I've signed so many napkins and programs I've lost count. Posed for half a dozen awkward phone photos. Smiled until my cheeks hurt. I've heard every variation of the same ten questions—When are you back on the ice? Are the rumors true? How go you know Shannon?—and I've given the same mechanical answers every time.

"I'll be back soon."

"I'm feeling great, thanks."

"No, the doctor hasn't cleared me yet."

And my personal favorite, offered with a perfectly practiced smile to some curious guest with a too-tight dress and a camera phone already recording: "My girlfriend's in the wedding."

I probably shouldn't have said that. I don't know what Harper wants me to call her in front of these people. Girlfriend might be a line I wasn't supposed to cross—not because it's a lie, but because this is her world. Her past. Her people.

And I am not one of them.
I want to be.
I want to be the person she says mine about when no one's listening. The one she looks for across a crowded room not because she's nervous or out of place, but because she just wants me close.

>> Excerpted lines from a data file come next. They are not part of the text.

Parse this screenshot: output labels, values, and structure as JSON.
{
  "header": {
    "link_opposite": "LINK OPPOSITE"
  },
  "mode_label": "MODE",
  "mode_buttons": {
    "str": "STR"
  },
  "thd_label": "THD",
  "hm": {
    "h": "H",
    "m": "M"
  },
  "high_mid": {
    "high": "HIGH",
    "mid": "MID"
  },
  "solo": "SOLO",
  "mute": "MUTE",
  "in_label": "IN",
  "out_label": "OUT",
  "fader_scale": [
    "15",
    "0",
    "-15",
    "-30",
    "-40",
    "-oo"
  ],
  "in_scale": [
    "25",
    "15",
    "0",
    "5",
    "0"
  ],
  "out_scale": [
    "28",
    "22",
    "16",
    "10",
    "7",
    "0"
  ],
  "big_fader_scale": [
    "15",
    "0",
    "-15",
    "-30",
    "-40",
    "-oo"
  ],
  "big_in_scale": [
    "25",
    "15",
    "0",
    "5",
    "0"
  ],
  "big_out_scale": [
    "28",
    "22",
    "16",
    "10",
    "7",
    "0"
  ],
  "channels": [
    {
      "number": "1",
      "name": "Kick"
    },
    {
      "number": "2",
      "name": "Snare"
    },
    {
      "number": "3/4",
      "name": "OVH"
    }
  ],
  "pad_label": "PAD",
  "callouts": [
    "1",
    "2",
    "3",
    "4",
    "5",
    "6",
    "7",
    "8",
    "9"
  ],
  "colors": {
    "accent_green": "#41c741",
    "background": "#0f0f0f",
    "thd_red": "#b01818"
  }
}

And maybe that's what makes us more alike than I ever realized. We both know how to put on a show for the world. We both understand what it costs to be wanted and watched, to be good on command. But underneath all that, when we're alone, she softens. I soften. We become real. And I think I'm addicted to that version of us, the private one no one else gets to see.

Eventually, I slip away.

There's this little cove just outside the reception hall—a narrow pocket of space between a row of glass doors and the hedged edge of the terrace. It's quiet here, dim and echoey with distant laughter, and for once, no one follows. I tuck myself into the corner, out of sight, hands deep in my pockets, head bowed like I'm praying for this whole night to fast-forward to the part where she's in my arms again.

My ribs feel too tight. My skin's too thin. There's a buzzing under my skin I can't shake off, the hum of being seen too much by strangers who know my name but not my heart.

But I'd do it again. I'd walk into that ceremony a hundred times over, endure all the stares and whispers, just to be here today. For her.

Always for her.

"You hiding, Bennett?"

I look up, and there she is—head tilted into the little cove, bouquet of delicate white flowers hanging loosely from one hand like it's an afterthought. Her dress is still perfect, a little rumpled now in that way that makes it better, more lived-in, more hers. She's smiling. Not the public one. The real one. The one that stretches slow and unsure across her face like she's not entirely convinced she's allowed to be this happy.

She's never looked more beautiful.

"I guess you know me too well, Lane," I say, voice low and a little hoarse.